If we go beyond the negative rail, we may encounter what is called a phase reversal due to our abuse of the internal transistors. This results in the output going to the maximum the positive rail can supply instead of the maximal negative voltage. It's a know phenomena, but a very, very bad one for some feedback circuits.

In this case, the expected gain is $−\frac{22}{10}=−2.2$

From the second golden rule, the op-amp will function to set the voltages at points 2 and 3 to be the same (i.e. ground)

From the first golden rule, there will be no current into the inverting input.

Thus, there will be a voltage change of 𝑉𝑖𝑛 over the 10k resistor.

Then, since there will be no current to the op-amp, the same current going through the 10k resistor will go through the 22k resistor.

This will be associated with a proportional drop in voltage (i.e., the ratio we had earlier), so $V_{out}$ will be 2.2 times larger than $V_{in}$, but with a sign flip.

Why the sign flip?

Kirchhoff's laws! There's pretty much only one path for current to follow in this circuit, so the op-amp output $V_{out}$ has to be more negative than the point 𝑉−.

Where does the current go?

Into the op-amp's “snout” ($V_{out}$) and then to the negative rail of the power supply.

If you measure the currents through $V_{out}$ and both rails, you'll find they sum up just as you'd expect. We can't do that here though, since students don't have 3 multimeters.

As discussed before, the output is inverted (i.e. the opposite sign) compared to the input.

In this instance, the gain will be instead $−\frac{10}{22}=−0.45$.

You'll notice that we're not bound to have a magnitude greater than 1; we can make a circuit that scales voltage down instead of up.

“Who would want something like that?” you might ask.

Sometimes, you want to reduce the amplitude of a signal to allow particular devices to use it.

For example, most integrated circuits (ICs) and microprocessors have a top input range of a few volts.

But if you're trying to analyze the signal from a power outlet in your house, you'd fry things outright if you hooked it straight in.

This being said, you'd often just go for the full passive solution of using a voltage divider. But in this case, this circuit is being used as a stepping stone to a transimpedance amplifier: something that converts a current to a measurable voltage.

As the light level decreases, the current due to light at the phototransistor's base will decrease. This in turn means that the collector / emitter currents (which should be $\beta \approx 100\times$ as large) will correspondingly decrease.

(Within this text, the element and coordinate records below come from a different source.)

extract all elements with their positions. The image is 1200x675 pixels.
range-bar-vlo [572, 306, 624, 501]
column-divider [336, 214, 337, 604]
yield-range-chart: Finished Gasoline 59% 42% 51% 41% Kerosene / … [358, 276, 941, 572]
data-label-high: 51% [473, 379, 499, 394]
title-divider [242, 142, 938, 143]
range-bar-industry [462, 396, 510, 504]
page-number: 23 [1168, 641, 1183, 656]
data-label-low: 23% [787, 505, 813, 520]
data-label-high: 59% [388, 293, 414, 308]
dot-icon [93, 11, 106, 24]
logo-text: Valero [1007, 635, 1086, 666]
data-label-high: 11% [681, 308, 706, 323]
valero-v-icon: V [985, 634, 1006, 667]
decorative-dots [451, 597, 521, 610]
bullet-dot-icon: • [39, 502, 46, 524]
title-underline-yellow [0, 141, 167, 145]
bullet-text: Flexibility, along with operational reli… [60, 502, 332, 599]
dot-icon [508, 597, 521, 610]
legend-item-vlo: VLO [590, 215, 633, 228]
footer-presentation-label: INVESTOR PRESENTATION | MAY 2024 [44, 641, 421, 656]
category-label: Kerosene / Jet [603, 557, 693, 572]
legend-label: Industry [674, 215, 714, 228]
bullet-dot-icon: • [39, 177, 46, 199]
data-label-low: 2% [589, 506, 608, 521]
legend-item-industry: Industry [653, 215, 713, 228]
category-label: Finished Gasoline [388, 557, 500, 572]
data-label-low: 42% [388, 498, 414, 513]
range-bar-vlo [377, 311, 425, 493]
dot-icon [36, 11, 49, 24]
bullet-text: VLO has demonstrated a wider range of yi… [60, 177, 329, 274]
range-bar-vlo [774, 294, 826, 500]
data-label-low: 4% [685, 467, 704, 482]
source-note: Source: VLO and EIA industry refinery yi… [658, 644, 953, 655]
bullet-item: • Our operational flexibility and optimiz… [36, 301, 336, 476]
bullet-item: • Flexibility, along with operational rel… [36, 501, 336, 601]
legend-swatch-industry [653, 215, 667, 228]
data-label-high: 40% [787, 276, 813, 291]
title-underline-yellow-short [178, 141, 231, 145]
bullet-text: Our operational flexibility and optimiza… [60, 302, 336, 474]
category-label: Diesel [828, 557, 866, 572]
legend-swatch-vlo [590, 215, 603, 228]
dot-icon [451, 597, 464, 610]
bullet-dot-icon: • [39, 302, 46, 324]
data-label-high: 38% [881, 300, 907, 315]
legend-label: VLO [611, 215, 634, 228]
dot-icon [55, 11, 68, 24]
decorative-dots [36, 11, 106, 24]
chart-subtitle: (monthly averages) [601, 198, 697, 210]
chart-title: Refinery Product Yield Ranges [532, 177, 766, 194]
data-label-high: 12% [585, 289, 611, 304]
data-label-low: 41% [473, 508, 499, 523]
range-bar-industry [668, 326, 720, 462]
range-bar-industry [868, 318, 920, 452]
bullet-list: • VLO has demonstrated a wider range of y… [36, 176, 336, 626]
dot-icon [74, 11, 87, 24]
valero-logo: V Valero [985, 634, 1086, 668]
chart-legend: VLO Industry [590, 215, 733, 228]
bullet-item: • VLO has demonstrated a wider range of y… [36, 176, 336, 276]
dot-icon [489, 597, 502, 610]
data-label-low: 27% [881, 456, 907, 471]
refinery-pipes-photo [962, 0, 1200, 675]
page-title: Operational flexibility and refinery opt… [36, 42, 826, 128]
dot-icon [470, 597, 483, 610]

If we increase the resistance here, then for a given current we'd see a larger voltage change. Hence, the circuit would become more sensitive.

Note that at some point we'll saturate the output due to the op-amp's limitations, so just throwing in the biggest resistor we can isn't a good solution here.

Large resistors are also prone to be significant sources of Shot noise, which will eventually overshadow the signal that's being amplified.